JOHANNESBURG (miningweekly.com) – Ahead of tackling policy issues, incremental ongoing effort must be prioritised to clear South Africa’s huge mineral exploration and mining rights backlog, says AmaranthCX director Paul Miller.
The backlog currently stands at more than 5 000 unprocessed exploration applications and 235 unprocessed mining right applications.
Just clearing the backlog would be a huge leap forward, says Miller, who was speaking to Mining Weekly in a Zoom interview. (Also watch attached Creamer Media video.)
“Let’s make gradual, consistent improvements. Let’s get the administration working, and then we can contest the more ideological issues around policy, separately,” says Miller.
“Right now, I’d settle for just clearing the backlog, and addressing the inefficiency in regional offices. That’s uncontested. There’s no party in South Africa that says we should have dysfunctional administration.

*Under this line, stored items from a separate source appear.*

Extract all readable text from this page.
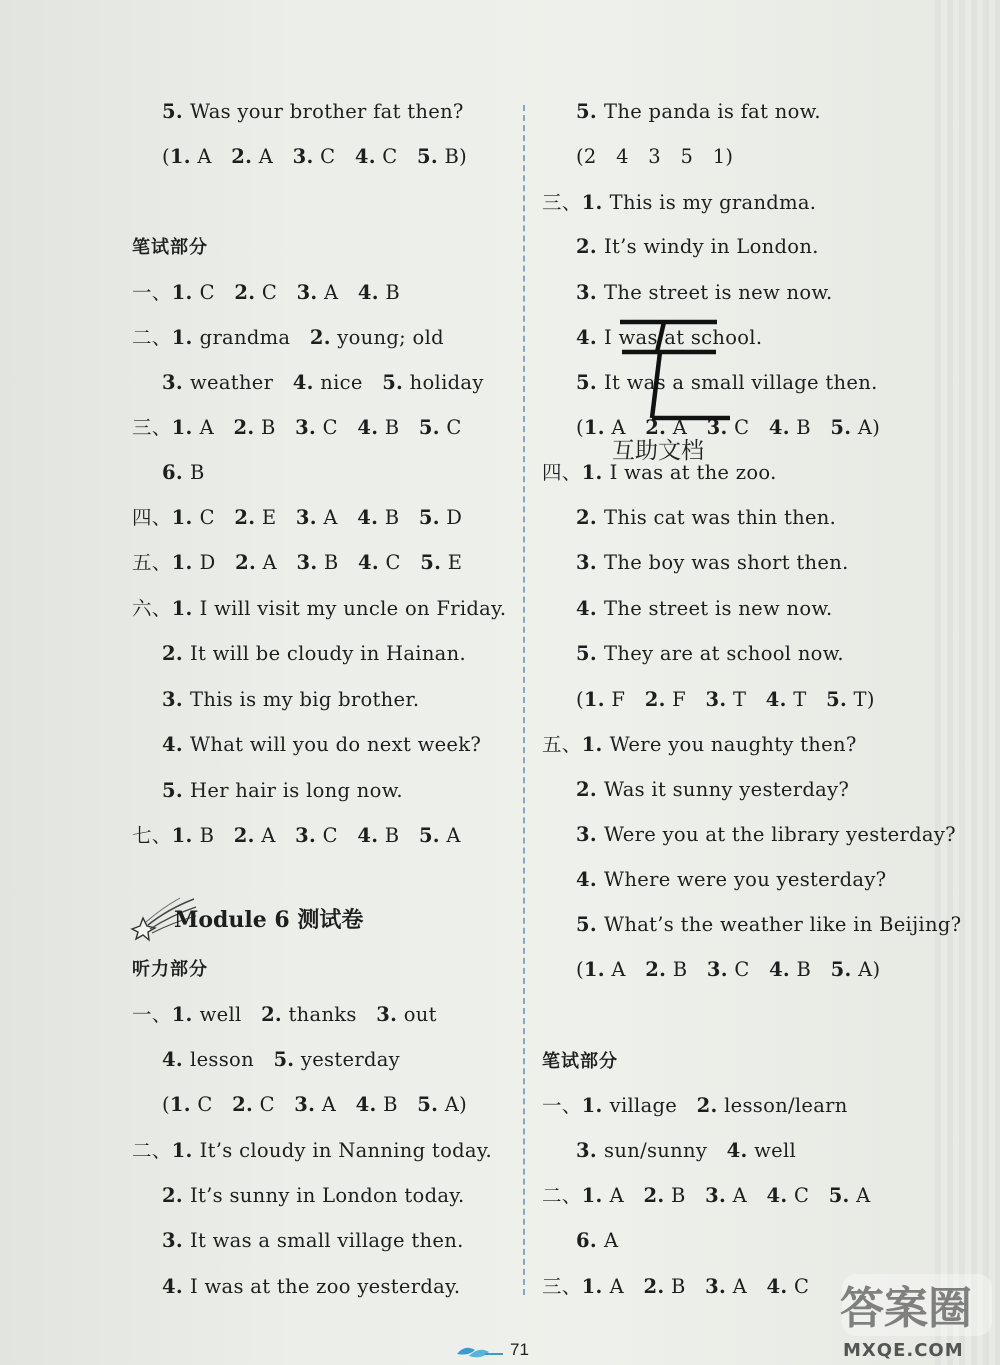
5. Was your brother fat then?
(1. A   2. A   3. C   4. C   5. B)
笔试部分
一、1. C   2. C   3. A   4. B
二、1. grandma   2. young; old
3. weather   4. nice   5. holiday
三、1. A   2. B   3. C   4. B   5. C
6. B
四、1. C   2. E   3. A   4. B   5. D
五、1. D   2. A   3. B   4. C   5. E
六、1. I will visit my uncle on Friday.
2. It will be cloudy in Hainan.
3. This is my big brother.
4. What will you do next week?
5. Her hair is long now.
七、1. B   2. A   3. C   4. B   5. A
听力部分
一、1. well   2. thanks   3. out
4. lesson   5. yesterday
(1. C   2. C   3. A   4. B   5. A)
二、1. It’s cloudy in Nanning today.
2. It’s sunny in London today.
3. It was a small village then.
4. I was at the zoo yesterday.
5. The panda is fat now.
(2   4   3   5   1)
三、1. This is my grandma.
2. It’s windy in London.
3. The street is new now.
4. I was at school.
5. It was a small village then.
(1. A   2. A   3. C   4. B   5. A)
四、1. I was at the zoo.
2. This cat was thin then.
3. The boy was short then.
4. The street is new now.
5. They are at school now.
(1. F   2. F   3. T   4. T   5. T)
五、1. Were you naughty then?
2. Was it sunny yesterday?
3. Were you at the library yesterday?
4. Where were you yesterday?
5. What’s the weather like in Beijing?
(1. A   2. B   3. C   4. B   5. A)
笔试部分
一、1. village   2. lesson/learn
3. sun/sunny   4. well
二、1. A   2. B   3. A   4. C   5. A
6. A
三、1. A   2. B   3. A   4. C
Module 6 测试卷
互助文档
71
答案圈
MXQE.COM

“The evidence is in. The Reserve Bank’s own information shows that exploration spending is collapsed. The S&P Intelligence information shows that we’ve never done worse in the two decades of their numbers.
“We have such a magnificent mining industry in South Africa and we have such a magnificent geology in South Africa that even if we achieved marginal improvement, we would have a dramatic improvement, and a real opportunity to lift our heads and get positive about our industry – if we simply had material improvements in the way we administer our existing policy,” says Miller.
He rejected the silver-bullet notion of a transparent online cadastre being the panacea.
“We could make dramatic improvements not by looking for some silver-bullet solution. You first need a culture change which asks ‘what can we do to welcome investors’. If they make that change, then officials can go and look at multiple countries around the world and they can pick and choose solutions that they like for us, and obviously one of those solutions would have to include a transparent online cadastre. Other things would be a single one-stop shop,” he says.
The use-it-or-lose-it principle would also have to be vastly improved: “We’ve got to turn prospecting rights over, we’ve got to curate all the knowledge that prospecting develops, we’ve got to hold applicants responsible for their obligations, so when you get a prospecting right, you’ve actually got to do the work. You’ve got to generate knowledge and you've got to submit that knowledge back into a central repository, so that the next time someone looks at the same property, there’s an accumulative improvement in what we know about the geological endowment of South Africa.
“All these things are not ideologically contested. All of them will make gradual improvements, and we can start seeing them pretty quickly. It’s not hard to do that and hopefully we can go forward with that.
“It’s very positive that Minerals Council South Africa has come out in favour of exploration. We have this wonderful body of skills and knowledge and academic institutions. So there is a positive story deep in here to tell, but first we need some sort of culture change to show that investors are welcome in South Africa again,” Miller contends.
"This backlog of applications is the crisis that we can use to try and make positive improvements. If we cleared this backlog in a year or two, it would make a dramatic difference," he adds.